There's a short explanation here: https://stackoverflow.com/questions/29448918/why-call-adjustamountofexternalallocatedmemory

papandreou avatar Oct 13 '21 20:10 papandreou

Yeah I thought about it and the reasoning makes sense. However is going to be hard to understand how much a roaring bitmap consumes. An empty roaring bitmap consumes few bytes, and the operations on a bitmap might change its size dramatically, in both directions. One option is of course run your node application with --gc and manually call collect in your application when you know you are dealing with a big bitmap until I don't think better about this, and run some tests to be sure there is not a leak in the library somewhere. One option is to check the bitmap size at every operation and change that value the nearest power of two elements in the bitmap, have to check if there are better options

SalvatorePreviti avatar Oct 14 '21 07:10 SalvatorePreviti

Thanks!

For the record I haven't seen any indications of an actual memory leak in this library, it looks like the destructors and everything are wired up correctly to the lifecycle of the JavaScript objects.

As a workaround we deployed a change last week that calls .clear() on all RoaringBitmap32 instances once we're done with them -- as that looked like it was wired up to free all the internal containers. We haven't really seen any dramatic GC pauses since. Although TBH it's not 100% conclusive evidence at this point, as we were also making other changes to the deployment in our effort to mitigate the problem.
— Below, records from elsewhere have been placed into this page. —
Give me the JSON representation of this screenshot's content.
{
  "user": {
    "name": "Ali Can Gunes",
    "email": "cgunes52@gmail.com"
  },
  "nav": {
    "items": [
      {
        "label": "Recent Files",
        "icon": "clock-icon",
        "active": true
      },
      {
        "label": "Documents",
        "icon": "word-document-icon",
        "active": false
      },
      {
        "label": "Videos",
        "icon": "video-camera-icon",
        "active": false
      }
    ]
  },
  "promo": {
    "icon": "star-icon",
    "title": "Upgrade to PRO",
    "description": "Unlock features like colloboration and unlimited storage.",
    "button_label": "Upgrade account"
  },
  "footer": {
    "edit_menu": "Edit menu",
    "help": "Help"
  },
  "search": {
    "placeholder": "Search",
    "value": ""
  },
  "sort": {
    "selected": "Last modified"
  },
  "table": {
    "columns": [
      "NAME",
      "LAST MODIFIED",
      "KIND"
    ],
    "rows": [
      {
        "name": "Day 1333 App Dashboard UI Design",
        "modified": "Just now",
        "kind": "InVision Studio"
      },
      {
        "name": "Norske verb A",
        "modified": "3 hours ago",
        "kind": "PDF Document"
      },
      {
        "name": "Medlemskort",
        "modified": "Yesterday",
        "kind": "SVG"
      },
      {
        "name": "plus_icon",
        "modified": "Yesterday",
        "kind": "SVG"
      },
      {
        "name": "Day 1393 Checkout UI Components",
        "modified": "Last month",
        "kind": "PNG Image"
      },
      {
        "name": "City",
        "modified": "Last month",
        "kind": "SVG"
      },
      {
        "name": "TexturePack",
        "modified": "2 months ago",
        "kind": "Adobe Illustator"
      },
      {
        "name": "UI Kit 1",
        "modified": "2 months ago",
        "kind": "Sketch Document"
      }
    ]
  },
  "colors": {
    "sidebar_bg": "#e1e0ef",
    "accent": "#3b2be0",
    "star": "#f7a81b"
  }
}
papandreou avatar Oct 14 '21 08:10 papandreou

Thanks for reporting this, is very useful, will try to look into that when I have some time. If you could help me verify that it works as expected after would be a good thing

SalvatorePreviti avatar Oct 14 '21 08:10 SalvatorePreviti

Thanks -- and absolutely! Just say the word.
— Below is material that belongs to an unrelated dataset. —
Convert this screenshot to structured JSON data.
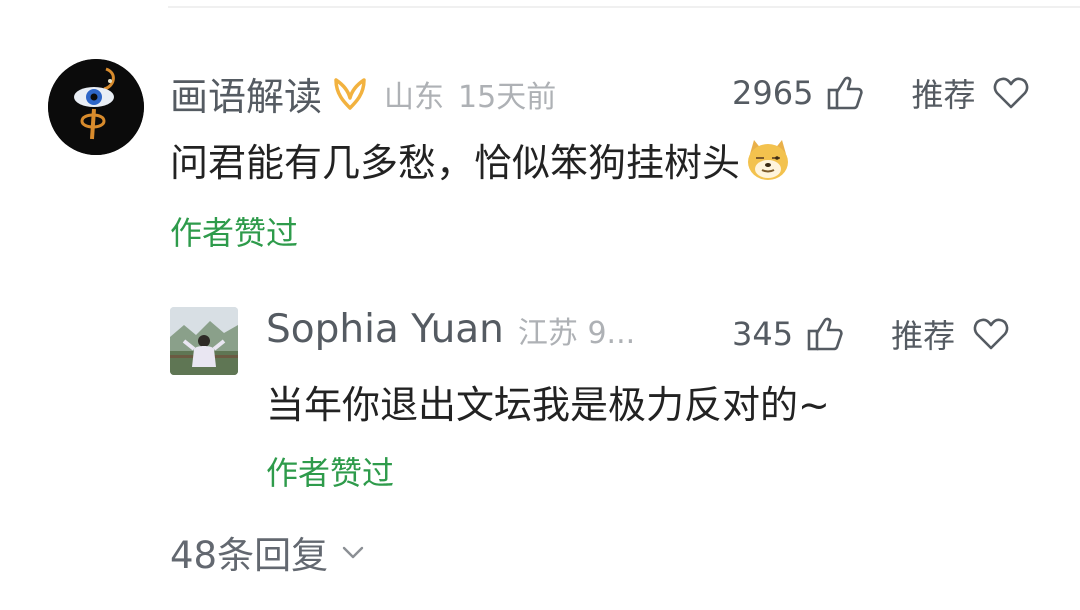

papandreou avatar Oct 14 '21 08:10 papandreou

I just released a new version of the package, https://github.com/SalvatorePreviti/roaring-node/releases/tag/v1.2.0 Computing exactly how much a bitmap consumes is expensive and reduces speed if run for every possible operation. For this reason, I did decide to add 8192 bytes to AdjustAmountOfExternalAllocatedMemory at every RoaringBitmap32 creation and execute a better estimation every time runOptimize or shrinkToFit are called or after serialization and deserialization. I don't feel this is the final solution but is at least an improvement. I verified that objects get reclaimed running the benchmarks.

SalvatorePreviti avatar Jan 07 '22 19:01 SalvatorePreviti

@SalvatorePreviti, thanks a lot for doing that, it sounds like a good compromise!

I will take it for a spin 🏎️

papandreou avatar Jan 07 '22 22:01 papandreou